EA requires the player to authenticate the game online upon installation. This system was announced after EA's originally planned system, which would have required authentication every 10 days, met opposition from the public. Each individual product key of the game would be limited to use on three computers. This limit was raised to five computers, in response to customer complaints, but only one online user (required to access user-generated content) can be created per copy.

A class-action lawsuit was filed by Maryland resident Melissa Thomas within the U.S. District Court against Electronic Arts over SecuROM's inclusion with Spore. Several other lawsuits have followed.

===Dragon Age II===

Reports emerged in March 2011 that EA's Dragon Age II included SecuROM, despite assertions from EA to the contrary. On March 12, 2011, a BioWare representative stated on the official Dragon Age II message boards that the game does not use SecuROM, but instead "a release control product which is made by the same team, but is a completely different product" which was later revealed to be Sony Release Control. The consumer advocacy group Reclaim Your Game has challenged this claim, based on their analysis of the files in question.

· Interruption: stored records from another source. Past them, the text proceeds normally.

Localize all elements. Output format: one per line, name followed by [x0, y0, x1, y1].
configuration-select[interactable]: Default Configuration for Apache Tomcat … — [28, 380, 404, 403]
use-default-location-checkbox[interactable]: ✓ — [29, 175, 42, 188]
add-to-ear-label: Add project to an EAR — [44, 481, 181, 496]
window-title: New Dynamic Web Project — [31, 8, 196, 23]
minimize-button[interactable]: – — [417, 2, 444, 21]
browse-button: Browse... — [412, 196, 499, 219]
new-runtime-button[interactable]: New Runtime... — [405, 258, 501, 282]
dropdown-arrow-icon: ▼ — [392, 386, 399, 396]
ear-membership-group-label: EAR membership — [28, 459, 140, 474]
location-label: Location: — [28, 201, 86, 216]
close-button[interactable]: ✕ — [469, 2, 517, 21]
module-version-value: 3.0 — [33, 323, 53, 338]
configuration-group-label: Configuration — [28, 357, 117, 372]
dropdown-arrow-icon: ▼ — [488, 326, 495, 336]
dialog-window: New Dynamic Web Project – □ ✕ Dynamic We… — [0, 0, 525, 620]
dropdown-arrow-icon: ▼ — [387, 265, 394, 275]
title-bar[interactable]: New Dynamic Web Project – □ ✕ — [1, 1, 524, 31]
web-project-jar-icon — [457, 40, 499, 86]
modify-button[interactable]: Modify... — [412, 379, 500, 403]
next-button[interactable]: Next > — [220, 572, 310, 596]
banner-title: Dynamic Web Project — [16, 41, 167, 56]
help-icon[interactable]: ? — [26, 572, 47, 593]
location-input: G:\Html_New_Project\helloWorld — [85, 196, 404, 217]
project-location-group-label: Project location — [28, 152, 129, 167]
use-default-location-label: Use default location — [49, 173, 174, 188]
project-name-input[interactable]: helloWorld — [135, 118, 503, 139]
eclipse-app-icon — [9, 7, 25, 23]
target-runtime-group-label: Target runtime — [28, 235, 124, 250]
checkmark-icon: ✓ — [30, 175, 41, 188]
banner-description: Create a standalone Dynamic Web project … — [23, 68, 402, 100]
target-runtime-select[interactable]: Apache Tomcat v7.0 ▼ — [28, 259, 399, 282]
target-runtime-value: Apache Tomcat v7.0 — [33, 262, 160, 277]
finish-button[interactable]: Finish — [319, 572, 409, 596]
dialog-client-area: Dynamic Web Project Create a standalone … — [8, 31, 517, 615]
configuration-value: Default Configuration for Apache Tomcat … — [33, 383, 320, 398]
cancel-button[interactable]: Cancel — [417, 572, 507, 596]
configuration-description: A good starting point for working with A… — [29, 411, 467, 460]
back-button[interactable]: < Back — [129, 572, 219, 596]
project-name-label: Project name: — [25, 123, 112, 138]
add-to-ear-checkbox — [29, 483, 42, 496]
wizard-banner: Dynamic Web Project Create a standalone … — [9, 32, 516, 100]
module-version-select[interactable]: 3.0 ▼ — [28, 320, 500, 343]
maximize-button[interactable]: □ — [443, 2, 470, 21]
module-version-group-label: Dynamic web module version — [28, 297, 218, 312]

===Final Fantasy VII PC re-release===

In early August 2012 an updated version of Final Fantasy VII was re-released for PC. The updated version included SecuROM software, which was discovered when an early purchase link was included in the Square Enix store. Users who purchased and downloaded the game were unable to activate the game due to the activation servers not recognizing the activation key for their purchased games.

===The Sims 2 Ultimate Collection===
EA released The Sims 2 Ultimate Collection as a free download until July 31, 2014, but did not mention that the download also came with SecuROM included, which was later revealed by the site Reclaim Your Game. SecuROM was removed on November 1, 2017, more than three years after it was last offered on Origin.

===Tron: Evolution===
In 2019, due to Disney's decision to end its SecuROM license, Tron: Evolution, which relies on it to authenticate its installation and startup, was rendered unplayable and pulled from the Steam store nearly a decade after its release. Disney claims that efforts are being made to re-release the game without SecuROM, but there has so far been no further assurance of or timetable for such an action.